I have our VM team checking to ensure the Hard option is set for the NFS exports. As far as iSCSI, is this something that is set in SnapDrive?

aborzenkov · ‎2012-04-03

No. SnapDrive is unrelated product and is not related to controller failover. Correct settings (on Windows) are implemented either by Host Utilities or by MPIO DSM package (at least, recent versions; I believe in the past Host Utilities was prerequisite).

qanderson · ‎2012-04-03

Fantastic, thanks for the assistance. So you're thinking that is all iSCSI Luns have the timeout set to 2 mins and the hard option is enforced on the nFS exports that when I do a failover those protocols should be ok?

scottgelb · ‎2012-04-03

Check your partner interfaces and network to confirm that everything can come up on the other node. Even if partner interfaces are correct, sometimes a switch config won't allow the second IP to work or is on another VLAN for example, so even though the takeover works the ports are not usable depending on setup external from NetApp. Aborzenkov made a great point that we test this prior to production on installations to make sure the partner interfaces and protocol works on failover. But with timeouts set the ndu upgrades work great. CIFS is the only protocol that has to reconnect when all is setup to best practice.

DEF__HEAD · ‎2012-06-26

Hi All

Im hoping someone can help me as yesterday i upgraded from 8.02 to 8.02P7 following the non-disruptive procedure guided for me via AutoSupport upgrade advisor and i too had an outage.

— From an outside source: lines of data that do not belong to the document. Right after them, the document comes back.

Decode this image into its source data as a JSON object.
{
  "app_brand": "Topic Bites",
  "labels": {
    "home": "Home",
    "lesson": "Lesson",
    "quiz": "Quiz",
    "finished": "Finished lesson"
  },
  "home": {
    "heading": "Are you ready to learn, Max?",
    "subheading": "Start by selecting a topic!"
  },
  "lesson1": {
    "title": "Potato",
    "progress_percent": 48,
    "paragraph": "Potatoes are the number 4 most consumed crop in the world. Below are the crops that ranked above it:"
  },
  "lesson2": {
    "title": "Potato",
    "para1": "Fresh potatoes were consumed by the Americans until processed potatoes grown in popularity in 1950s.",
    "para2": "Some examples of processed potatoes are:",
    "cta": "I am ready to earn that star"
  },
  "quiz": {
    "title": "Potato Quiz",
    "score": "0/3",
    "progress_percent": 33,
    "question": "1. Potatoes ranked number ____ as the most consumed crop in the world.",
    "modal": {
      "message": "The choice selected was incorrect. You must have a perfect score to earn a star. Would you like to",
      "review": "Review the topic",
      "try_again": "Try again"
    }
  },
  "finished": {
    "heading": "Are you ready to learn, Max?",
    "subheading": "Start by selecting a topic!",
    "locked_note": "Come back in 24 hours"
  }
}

My environment is a Netapp FAS3210 HA 3 LUNS on Controller A and 3 LUNS from Controller B connected via FCP to a WIndows Server 2008 R2 file cluster with 3 Node Active / Active / Passive. Communication is HA paired between partners via VIF0 and we thoroughly tested this before going into production, so this being our 1st upgrade i was expecting a non disruptive process.

When i completed step cf takeover on Controller A, services shutdown on B and moved to A but our windows server file cluster Node B also failed its resources and went offline and slowly failed over to passive node C. Once controller B rebooted i completed cf giveback. Same happened again when i upgraded Controller B.

Note: We do not have Windows host utilities installed on our file cluster nodes as we have DSM MultiPath IO 3.5 installed instead. I read on DSM 3.5 new features that WIN Host Utils is no longer required. Is this correct or is this where my problem could be do you think?

http://support.netapp.com/NOW/download/software/mpio_win/3.5/

New Features

Thank you

aborzenkov · ‎2012-06-26

Host Utilities were never necessary for operation, they simply helped to automate host settings.

During setup of Microsoft Cluster some disk IO related parameters may get reset (it was definitely the case in the past). So you have to check all settings documented in Host Utilities manual and correct them if changed. Host Utilities could as be run in Recover mode to reapply these settings; I do not remember if DSM also has an option to reapply settings post-installation.